One Leahy patient, a bond trader, had been mildly depressed for years, ignoring the problem until he heard about CBT last year. The trader, 48, had grown up poor, working since age 11 and putting himself through college. Though he had millions in the bank, he constantly worried he would go broke. So Dr. Leahy had him review his finances at therapy sessions to convince himself he was in good shape; therapist exhorted patient to stop comparing himself to $100 million hedge-fund managers. "It's had a dramatic impact," the trader says. "Dr. Leahy got me to understand that it wasn't just about the money; it was about lifestyle and family. I am as happy as I have ever been."
Thomas Duffy, 59, says CBT helped him conquer his fear of bridges and tunnels. A medical salesman in New Jersey, he must drive to hospitals in four states, but in the late 1990s a car trip over a big bridge would spark a panic attack that felt like a crushing heart attack. He would leave home at dawn to allow time to drive around major spans such as the Verrazano-Narrows. He tried Xanax, an antianxiety pill, but it made him sleepy. Then Duffy heard a radio commercial about CBT while driving, and he signed up in 2000. In 12 weeks a therapist taught him breathing relaxation exercises, helped him confront his fears and slowly weaned him off drugs. Now he drives wherever he wants. "I would say I am cured."
[CBT’s founder,] Ellis today is 93, sickly and nearly deaf, but he still bristles with attitude. "Freud wasn't working, it was incompetent, so I looked around for something better," he says. He found inspiration in the words of the ancient philosopher Epictetus: "Men are disturbed not by things but by the principles and notions which they form concerning things." In 1955 he introduced a method called rational emotive behavior therapy that focused on eliminating irrational, self-defeating thoughts and replacing them with healthy ones.

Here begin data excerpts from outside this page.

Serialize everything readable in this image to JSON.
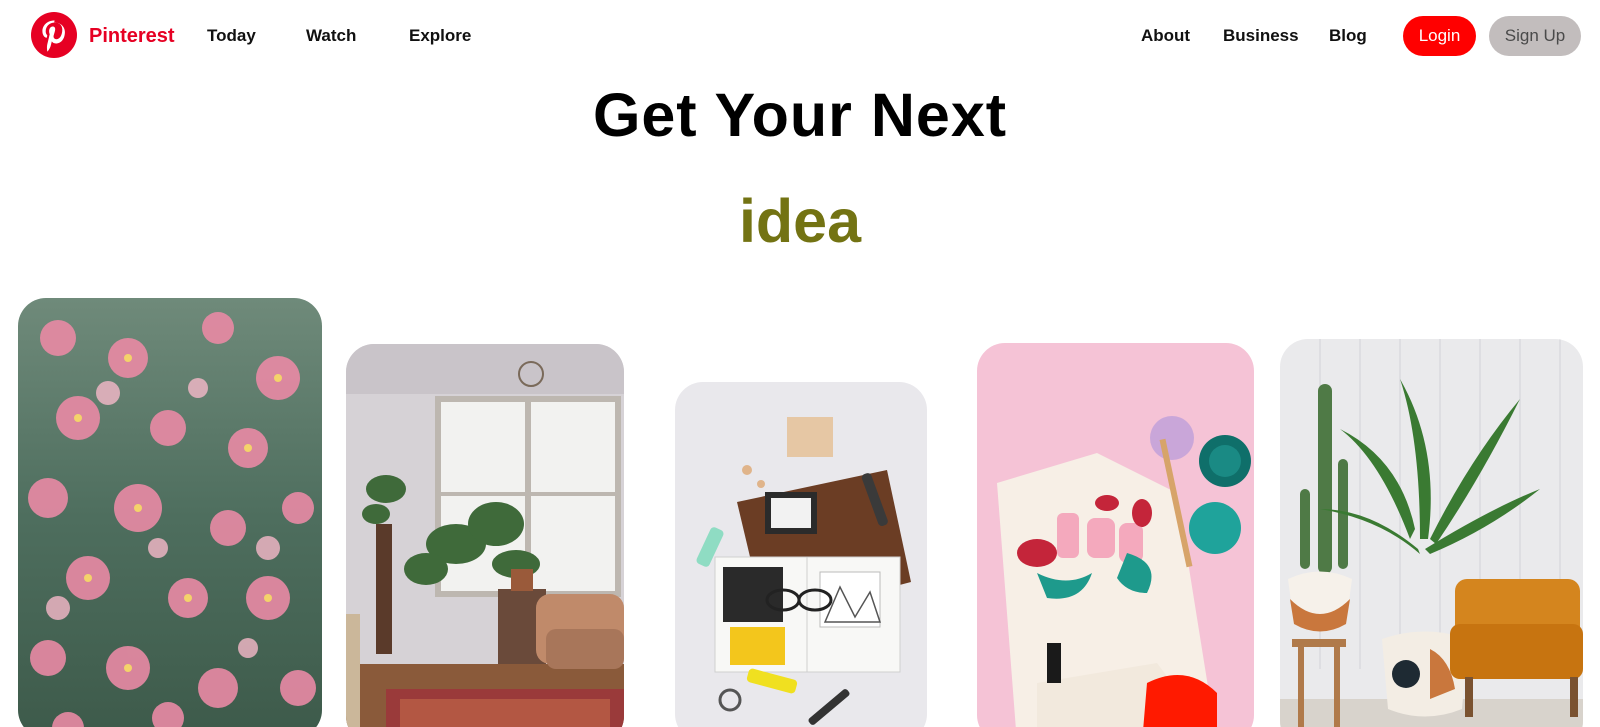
{
  "header": {
    "brand": "Pinterest",
    "logo_icon": "pinterest-logo-icon",
    "nav_left": [
      "Today",
      "Watch",
      "Explore"
    ],
    "nav_right": [
      "About",
      "Business",
      "Blog"
    ],
    "login_label": "Login",
    "signup_label": "Sign Up"
  },
  "hero": {
    "title": "Get Your Next",
    "word": "idea"
  },
  "cards": [
    {
      "subject": "pink-flowers-image"
    },
    {
      "subject": "living-room-plants-image"
    },
    {
      "subject": "journal-stationery-image"
    },
    {
      "subject": "painted-tshirt-image"
    },
    {
      "subject": "plants-orange-sofa-image"
    }
  ],
  "colors": {
    "brand": "#e60023",
    "login_bg": "#ff0000",
    "signup_bg": "#c2bdbd",
    "accent_word": "#737313"
  }
}
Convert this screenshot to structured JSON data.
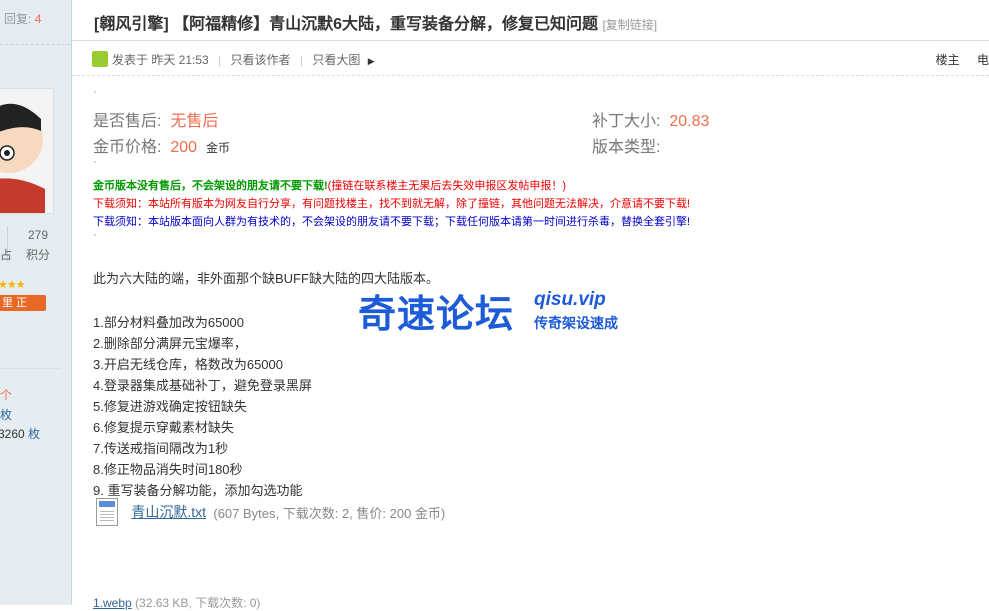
{
  "sidebar": {
    "reply_label": "回复:",
    "reply_count": "4",
    "stat_left_label": "占",
    "points_value": "279",
    "points_label": "积分",
    "stars": "★★★",
    "badge": "里 正",
    "line1": "个",
    "line2": "枚",
    "line3_value": "3260",
    "line3_unit": "枚"
  },
  "thread": {
    "title": "[翱风引擎] 【阿福精修】青山沉默6大陆，重写装备分解，修复已知问题",
    "copy_link": "[复制链接]"
  },
  "meta": {
    "posted": "发表于 昨天 21:53",
    "author_only": "只看该作者",
    "big_image_only": "只看大图",
    "floor_label": "楼主",
    "cut_label": "电"
  },
  "props": {
    "after_sales_label": "是否售后:",
    "after_sales_value": "无售后",
    "patch_size_label": "补丁大小:",
    "patch_size_value": "20.83",
    "price_label": "金币价格:",
    "price_value": "200",
    "price_unit": "金币",
    "version_type_label": "版本类型:"
  },
  "notices": {
    "n1_bold": "金币版本没有售后，不会架设的朋友请不要下载!",
    "n1_tail": "(撞链在联系楼主无果后去失效申报区发帖申报！)",
    "n2": "下载须知：本站所有版本为网友自行分享，有问题找楼主，找不到就无解，除了撞链，其他问题无法解决，介意请不要下载!",
    "n3": "下载须知：本站版本面向人群为有技术的，不会架设的朋友请不要下载；下载任何版本请第一时间进行杀毒，替换全套引擎!"
  },
  "content": {
    "intro": "此为六大陆的端，非外面那个缺BUFF缺大陆的四大陆版本。",
    "items": [
      "1.部分材料叠加改为65000",
      "2.删除部分满屏元宝爆率，",
      "3.开启无线仓库，格数改为65000",
      "4.登录器集成基础补丁，避免登录黑屏",
      "5.修复进游戏确定按钮缺失",
      "6.修复提示穿戴素材缺失",
      "7.传送戒指间隔改为1秒",
      "8.修正物品消失时间180秒",
      "9. 重写装备分解功能，添加勾选功能"
    ]
  },
  "watermark": {
    "big": "奇速论坛",
    "domain": "qisu.vip",
    "slogan": "传奇架设速成"
  },
  "attachment": {
    "filename": "青山沉默.txt",
    "meta": "(607 Bytes, 下载次数: 2, 售价: 200 金币)"
  },
  "bottom": {
    "link": "1.webp",
    "meta": "(32.63 KB, 下载次数: 0)"
  }
}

"If you were abused, you accept it, too damn bad," he says. "You want to get rid of the idea, 'It harms me for life.'" Over the ensuing decades Ellis formed his own teaching institute and clinic, traveled the world and trained thousands of students.
Early on Beck [another CBT practitioner] noticed that his depressed patients always put the worst possible spin on everyday events, thinking things that had no real basis in reality: "Nobody loves me" or "It's hopeless." He theorized that distorted thoughts were the real cause of their bad bout of the blues. Replace the bad thoughts with better, more realistic ones and happier emotions would follow.
He started coaching patients face-to-face on how to critically evaluate their own fretting, teaching them to interpret everyday setbacks more realistically. The patients got better in just 10 to 12 weekly sessions. In 1975 he founded the Center for Cognitive Therapy at U. Penn, treated thousands of patients, trained 30 disciples who formed their own research programs to study CBT and indoctrinated another 50 or so who went into private practice; they established their own training programs. In 1994 he founded the nonprofit Beck Institute for Cognitive Therapy & Research to help teach the method more widely. It is run by his 52-year-old daughter, Judith Beck.
CBT trials continued to turn in impressive results. In 1999 JAMA published a study saying CBT works for insomnia. In 2004 CBT was shown to alleviate hypochondria in six sessions; to help depressed adolescents and kids with obsessive compulsive disorder; to quell insomnia better than the drug Ambien over the long term. In 2005 CBT starred in studies of severe depression and in preventing suicide attempts.